One of Burton's models walked in a multicolored knit sweater with a huge yellow mushroom on the front. A one-shouldered dress included crystals, silver beads and pearl oyster mushroom embroidery on an invisible tulle base. Burton's psychedelic state of mind carried into other looks as well, including a dress in black tulle with bright red and luminous orange crystal beading and sequin embroidery.

What does any of that have to do with New York?

Burton said she wanted to capture the vibrancy and character of the city’s “huge personality” in her dresses, trousers and coats, with each piece having its own “individual character.” Some were sharply tailored (McQueen got his start on London's Savile Row). Others were carefully draped or made of cut lace, another nod to a past collection done by McQueen, who committed suicide in 2010.

Still more of Burton's pieces were deconstructed in knits, wool and zipper-heavy black leather.

It was just the third collection debuted in New York by the London-based brand.

“America and New York have always been so much a part of McQueen and it's been incredibly supportive to us as a house,” she said. “It's great to sort of honor that and to come and show in New York. It's an amazing place.”

As for mycelium, Burton was inspired by the bright colors of actual mushrooms she was looking at one day. Mycelium is the primary “plant” portion of a mushroom comprised of thousands of delicate, interwoven filaments with cells that offer an immune response for the fungi.

The collection, she said in her show notes, was inspired by the idea of community, that mycelium specifically and nature overall is "a community that is far, far older than we are.”
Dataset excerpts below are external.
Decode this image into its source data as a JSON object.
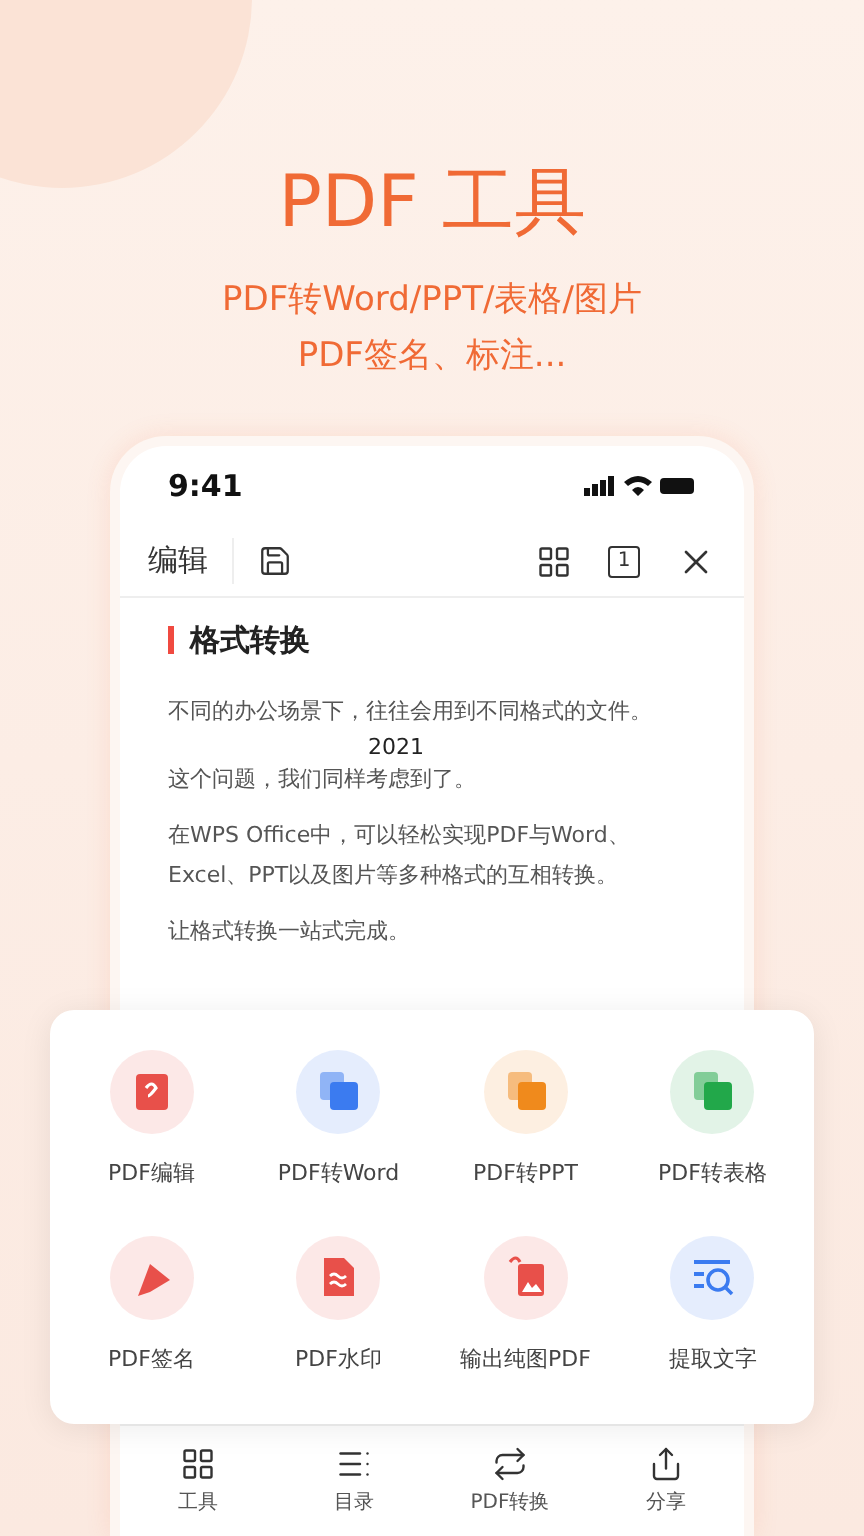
{
  "hero": {
    "title": "PDF 工具",
    "subtitle_lines": [
      "PDF转Word/PPT/表格/图片",
      "PDF签名、标注..."
    ]
  },
  "status_bar": {
    "time": "9:41"
  },
  "toolbar": {
    "edit_label": "编辑",
    "page_number": "1"
  },
  "document": {
    "heading": "格式转换",
    "paragraphs": [
      "不同的办公场景下，往往会用到不同格式的文件。",
      "这个问题，我们同样考虑到了。",
      "在WPS Office中，可以轻松实现PDF与Word、Excel、PPT以及图片等多种格式的互相转换。",
      "让格式转换一站式完成。"
    ],
    "stamp": "2021"
  },
  "tools": [
    {
      "label": "PDF编辑",
      "kind": "edit",
      "color": "#e8504a"
    },
    {
      "label": "PDF转Word",
      "kind": "word",
      "color": "#3b7bf0"
    },
    {
      "label": "PDF转PPT",
      "kind": "ppt",
      "color": "#f08a1c"
    },
    {
      "label": "PDF转表格",
      "kind": "sheet",
      "color": "#22a84a"
    },
    {
      "label": "PDF签名",
      "kind": "sign",
      "color": "#e8504a"
    },
    {
      "label": "PDF水印",
      "kind": "watermark",
      "color": "#e8504a"
    },
    {
      "label": "输出纯图PDF",
      "kind": "image",
      "color": "#e8504a"
    },
    {
      "label": "提取文字",
      "kind": "ocr",
      "color": "#3b7bf0"
    }
  ],
  "bottom_nav": [
    {
      "label": "工具",
      "kind": "tools"
    },
    {
      "label": "目录",
      "kind": "outline"
    },
    {
      "label": "PDF转换",
      "kind": "convert"
    },
    {
      "label": "分享",
      "kind": "share"
    }
  ]
}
Backstage, Burton added that she really loves “the way that the trees talk to each other and they sort of heal each other.” Given two years of pandemic, she said, “that seems more important than ever” to the humans who walk among them. Those humans included Letitia Wright and Danai Gurira among her guests on the front row.

Burton said 85% of the collection was made of sustainable and recycled fabric. The wood chips used to create her stark set came from already fallen trees and will be sent to a farm for use by an artist. As for leather alternatives, she said the house may one day be leather free.

“Yes, I'm sure at some point,” Burton said. “We're trying to find other ways.”

So does Burton's mushroom-obsessed collection have anything to do with a little microdosing on her part?

“Not at the moment," she laughed. “I probably need to.”